Gyure opened his own business after his former employer closed up shop. Starfleet is a two-service vehicle business located in an industrial section of town. The store has recently increased its square footage, enabling new office space and a safe showroom to further boost the business. Safes on display include Amsec, Meilink, Gardall and General brands in various configurations. Burglary, fire, personal and deposit safes provide a wide choice for the customers. Some reconditioned safes round out the selection.
Although Starfleet still does commercial master keying and re-keying, some residential lock work and basic automotive, safes are the specialty. The safe work specialization includes servicing mechanical and electronic safe locks as well as opening safes, vaults, time locks, safe deposit boxes and GSA containers. Gyure also retrofits electronic safe locks onto customers’ safes for ease of operation.
Specialized work requires special tools. Gyure has invested heavily in hardware. Special drill bits, drill stands and drill motors are only the beginning. Standard and oddball safe change keys, various boroscopes, viewing cameras, monitors and attachments, as well as a wide variety of repair and replacement parts and lock mechanisms are kept on hand to be able to do a complete job in one trip at the job site.
The biggest tool in his arsenal, though, is knowledge. The wide variety of reference material is probably more important than anything. The ability to decipher drill points and angles, lock construction information and exploded views of locks makes the job go usually as planned.
An ALOA Certified Registered Locksmith, he also is a member of the Safe and Vault Technician’s Association, SAVTA, and is certified by various manufacturers to do specialized lock work and open, service and repair GSA containers.
Ongoing training includes attending the Clark Security Products 2008 Security Conferences and Expo in Chicago and the SAVTA convention.
A lot of local locksmiths happily refer safe work to Starfleet because they don’t have the technicians or knowledge to do detailed safe openings and repair. It was this void combined with the challenge that led him to focus on the field.
Gyure has done numerous jobs for law enforcement agencies and the military. He estimates that about 70 percent of his business is warranty and repair work for the national service contractors and safe manufacturers.
When he gets stumped or needs a question answered, he relies on other safe specialists and the Internet.

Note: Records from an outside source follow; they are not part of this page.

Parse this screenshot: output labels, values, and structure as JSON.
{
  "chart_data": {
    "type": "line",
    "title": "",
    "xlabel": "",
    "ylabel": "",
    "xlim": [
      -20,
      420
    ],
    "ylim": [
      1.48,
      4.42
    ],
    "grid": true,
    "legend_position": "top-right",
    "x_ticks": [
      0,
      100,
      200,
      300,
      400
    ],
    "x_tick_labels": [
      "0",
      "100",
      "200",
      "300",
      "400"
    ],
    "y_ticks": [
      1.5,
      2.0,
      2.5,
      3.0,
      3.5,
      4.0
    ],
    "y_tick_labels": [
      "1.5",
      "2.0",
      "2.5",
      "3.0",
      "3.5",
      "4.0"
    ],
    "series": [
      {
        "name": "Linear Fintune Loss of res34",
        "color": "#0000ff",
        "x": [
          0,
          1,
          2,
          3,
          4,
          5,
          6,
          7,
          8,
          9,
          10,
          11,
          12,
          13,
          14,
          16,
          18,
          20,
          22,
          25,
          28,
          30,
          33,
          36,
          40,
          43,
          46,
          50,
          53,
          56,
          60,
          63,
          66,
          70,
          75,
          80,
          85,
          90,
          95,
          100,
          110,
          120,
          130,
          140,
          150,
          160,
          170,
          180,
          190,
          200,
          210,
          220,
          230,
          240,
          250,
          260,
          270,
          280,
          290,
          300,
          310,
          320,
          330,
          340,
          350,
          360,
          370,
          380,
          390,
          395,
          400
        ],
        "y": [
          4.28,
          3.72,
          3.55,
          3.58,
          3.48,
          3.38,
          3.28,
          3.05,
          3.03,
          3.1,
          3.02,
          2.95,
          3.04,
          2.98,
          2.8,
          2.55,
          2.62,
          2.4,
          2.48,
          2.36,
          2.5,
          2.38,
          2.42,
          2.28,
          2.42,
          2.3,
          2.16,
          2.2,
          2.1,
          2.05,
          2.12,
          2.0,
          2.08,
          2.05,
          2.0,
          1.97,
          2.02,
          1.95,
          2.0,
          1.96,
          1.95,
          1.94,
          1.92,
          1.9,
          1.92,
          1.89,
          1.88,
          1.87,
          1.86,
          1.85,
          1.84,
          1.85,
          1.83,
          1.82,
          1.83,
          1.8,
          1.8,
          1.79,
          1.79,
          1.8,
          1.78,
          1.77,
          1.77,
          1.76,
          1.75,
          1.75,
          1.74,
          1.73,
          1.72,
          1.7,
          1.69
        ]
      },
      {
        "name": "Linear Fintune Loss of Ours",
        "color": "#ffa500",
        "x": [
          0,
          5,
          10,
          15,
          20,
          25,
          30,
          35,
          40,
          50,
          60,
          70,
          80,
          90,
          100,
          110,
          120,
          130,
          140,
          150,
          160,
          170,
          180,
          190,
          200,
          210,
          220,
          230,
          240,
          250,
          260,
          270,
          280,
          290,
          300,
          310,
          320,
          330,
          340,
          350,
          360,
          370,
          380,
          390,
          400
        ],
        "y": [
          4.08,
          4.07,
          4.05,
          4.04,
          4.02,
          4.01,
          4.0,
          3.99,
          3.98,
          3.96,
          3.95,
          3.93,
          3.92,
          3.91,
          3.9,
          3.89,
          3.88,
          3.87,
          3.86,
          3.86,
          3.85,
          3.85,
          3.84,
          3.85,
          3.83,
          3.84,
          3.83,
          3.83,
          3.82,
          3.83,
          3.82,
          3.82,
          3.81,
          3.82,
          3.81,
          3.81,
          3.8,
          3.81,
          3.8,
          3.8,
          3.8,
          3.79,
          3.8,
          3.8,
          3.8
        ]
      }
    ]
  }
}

Paul Schaeffer is an experienced Diebold/Mosler technician who shares valuable information with Gyure on occasion and also calls him for information. With the locksmith forums on the internet, detailed information can also be exchanged with a wide selection of security professionals possessing a total of hundreds of years of combined experience.
Planning to continue focusing on safes and related work, Gyure is looking to acquire an updated safe moving trailer that carries heavier loads and more safe moving equipment, including a stair climber.
The company advertises the specialized services it offers on business cards, their service vehicles and in a small online Yellow Pages ad. Their website also offers a free security survey checklist and tips for travel security.
Gyure stressed that the most effective advertising is word-of-mouth referrals from satisfied customers.